I like the freedom of Sundays today—I like that the whole town does not close down. But I do remember the days when visiting was the thing to do on Sunday afternoon, followed by a wonderful meal, then unfortunately as I got older, homework—because of course, I never did it ahead of time.

What are some of your Sunday memories—are they similar to mine, or did you have a totally different “day of rest”?

T ~ is for Turkey Day

Thanksgiving postcard circa 1900 showing a tur...

Thanksgiving postcard circa 1900 showing a turkey and football player. (Photo credit: Wikipedia)

Turkey Day is a term coined by my youngest son, Tyler, referring of course to Thanksgiving Day—but it really does synthesize what the day means to him. He has used this term for about twelve years now, first utilizing it one Thanksgiving weekend when he was about nine. We decided to go apple picking on this now infamous Thanksgiving Day twelve years ago for a “fun family outing”.  (For those of you who are not Canadian, and from the looks of my stats—that is many of you, Thanksgiving is the second Monday of October in our country.)

For some reason, many Canadians have their Thanksgiving meal on the Sunday before Thanksgiving, which leaves us time to do other things on Thanksgiving Day besides eat leftovers (which in my books is one of the most wonderful meals there is ~ I think I like noshing on Thanksgiving leftovers as much as the original meal.)

So, on this day in the year 2000, we decided to go apple picking, and while we were there we picked up a few pumpkins from the orange grove (just seeing if you are paying attention—of course it was a pumpkin patch, and no we did not see Linus there looking for the Great Pumpkin—it was too early).

Since it was late in the apple season, our wagon ride to the apple trees that still had apples was rather lengthy—and Tyler, in great spirits that day, kept wishing everyone a Happy Turkey Day. This garnered all kinds of interest, which he just ate up. He was a pixyish looking little guy, so he got a lot of waves and smiles with his exuberance.

To this day, he loves turkey—and Thanksgiving is just not Thanksgiving without turkey at our house. Before he grew to realize his love for the big bird, I would serve other meals I was just as thankful for (like prime rib or lamb or ham) and were much easier to contend with. Since he has made this realization, we serve turkey every Thanksgiving.

After lo these many years of thawing turkeys, stuffing turkeys, and complaining about thawing and stuffing turkeys, I have come upon a foolproof  Thanksgiving meal. I get one of those turkeys that come already stuffed and that you can take out of the freezer and stick into your oven with just some minor preparations.  I stumbled upon this solution at the advice of a friend who I think may have been tired of me complaining about the thawing and stuffing of the bird that stars in a proper Thanksgiving meal.
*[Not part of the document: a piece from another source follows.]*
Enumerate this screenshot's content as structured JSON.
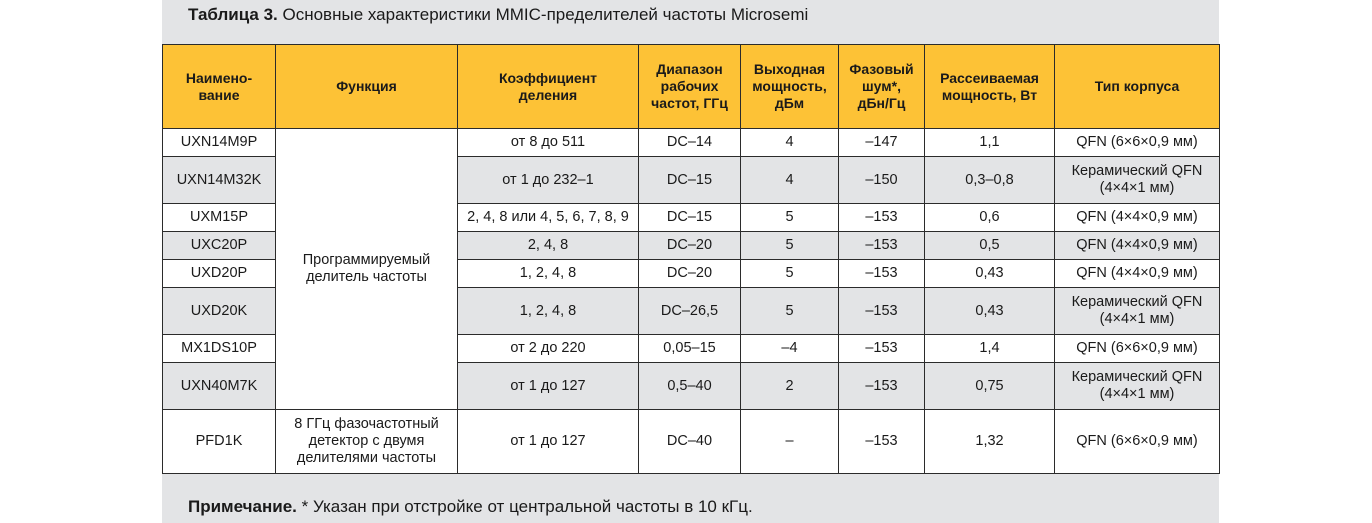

And to that end the search for the perfect turkey commences today.

The search  entails buying one of these guys on sale. They are an arm and a leg if not on sale. As we speak, they are purported to be on sale at my local grocery store—so as soon as I get this post done, I shall be hightailing it out of here to get one that is affordable. Last time they were on sale (a couple of weeks ago) they had all been scooped up and only the regular turkeys were there biding their time in the frozen food bins.

I know that some people are suspicious of these already stuffed birds, but I cook mine until there is no mistaking that it is done—and truly the stuffing is delicious and there is a generous amount. And I do not have to thaw the dumb thing. In the past, I have taken turkeys out of my freezer and crowded my fridge for a full seven days and still the thing wasn’t completely thawed out.

Turkey Day is only a couple of weeks away, but I will not be satisfied until I have one nestled in my freezer among the corn and peas, and ready to be taken out just before I have to throw him in the oven (or place him ever so gently, let’s not get violent here.)

O happy day—this is me doing the Snoopy dance—Turkey Day is going to be easy peasy this year and every year hereafter.